‘Everyone, dead and alive, was covered with blood’: Survivors recount terrifying moments after fatal bus crash

“In almost 35 years, I’ve never been to a crash where there’s been 13 confirmed fatals,” said California Highway Patrol Border Division Chief Jim Abele. “It’s tough … you never get used to this.” (Gina Ferazzi / Los Angeles Times)


They came out of the ER in wheelchairs, one by one.

In the waiting room they gravitated together, recognizing by their battered faces and bandaged limbs fellow victims of the bus crash that killed 13 people near Desert Hot Springs early Sunday.

Their voices swelled in animated Spanish as they went over details of the accident and tried to understand why they had lived when others died.

“Thank the Lord,” said Dora Lamus, 49, of Los Angeles, looking upward with her hands pressed together as if in prayer.


Lamus had a black eye, a large scab on her upper lip and a stack of ice on her lap to ease the pain.

She was in a group of five patients who lingered after being treated and released at Eisenhower Medical Center in Rancho Mirage.

As they waited for rides to their homes in Los Angeles, they relived those terrifying moments when their slumber on the bus ride home from a night of gambling was broken by cries of anguish.

Taking a deep breath and wiping away tears, Miguel Martinez, 66, recalled the moment of impact:

“The truck was moving very slowly,” Martinez said in Spanish. “Our driver slammed on the brakes, then the bus skidded for several yards before crashing into the truck.”


His recollection differed from the official account.
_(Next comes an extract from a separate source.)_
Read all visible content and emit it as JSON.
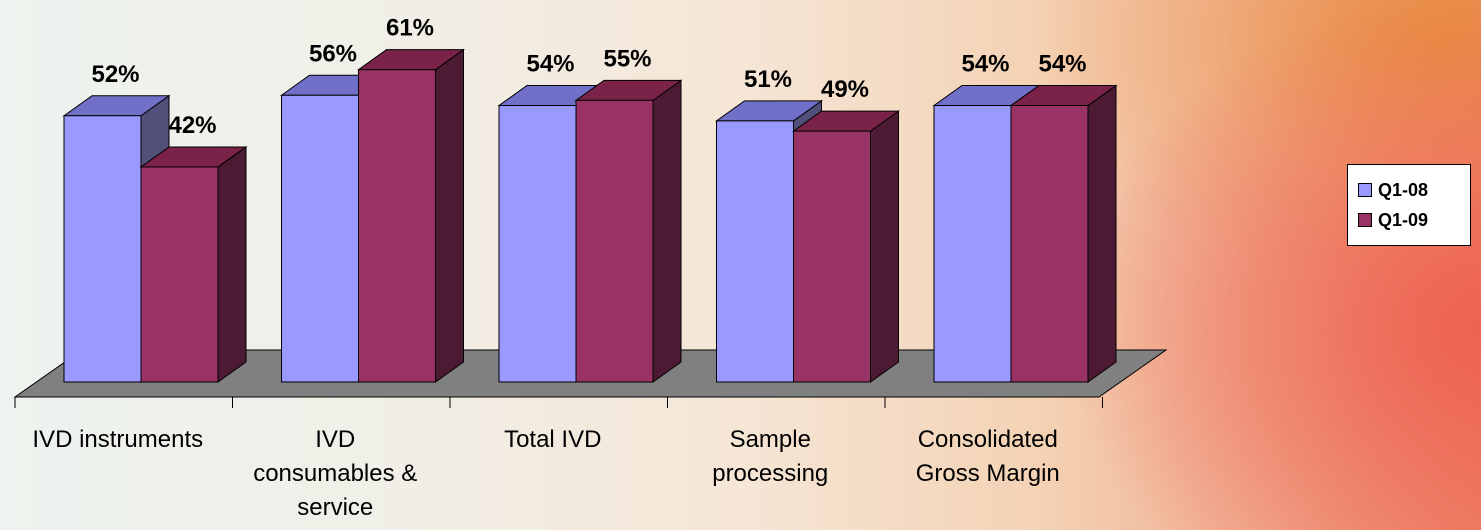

The California Highway Patrol reported that the skid marks were made by the truck’s tires thrust forward by the impact of the bus hitting it from behind.

What Martinez saw next he’ll never forget. “Seconds later, people in the bus were screaming for help,” Martinez said. “The front six rows, where 12 people had been sitting, were squashed together. Everyone, dead and alive, was covered with blood.

“The right side of one man’s face was peeled back.”

Martinez was among a dozen survivors transported to Eisenhower Medical Center on Sunday after the crash.

Like most, Ana Car, 61, was asleep shortly before daybreak, when the bus crashed into the trailer of a big-rig truck on the westbound 10 Freeway.

She and other survivors credited anonymous Good Samaritans for helping them escape even before firefighters arrived and placed ladders into the bus windows. Sitting in a wheelchair, wincing in pain, Car said most of the impromptu rescuers worked in silence. “Except to say, ‘It’ll be OK. You’ll be all right.’ Over and over.”

Rescuers eventually helped her out of the bus, she said, adding: “All I could do was stand by the side of the road and cry and cry because there were still so many others trapped inside...”


Jose Guerrero, 65, said he too was assisted by motorists who stopped.

“I was in the back of the bus sleeping,” Guerrero said. “I woke up on the floor with blood on my forehead and upper lip. Everyone was screaming for help. I was among the first helped out of the bus. Passersby who had parked near the scene of the accident helped me out of the window.”

“I’m one of the lucky ones,” said Martinez, who suffered scrapes, cuts and bruises on his face, his arms and back.“I was in the back of the bus.”

Eisenhower spokesman Lee Rice said Sunday afternoon that the hospital treated 12 crash victims with minor injuries. Nine had been discharged, one was transported to Desert Regional Medical Center in good condition and two in good condition were still being treated.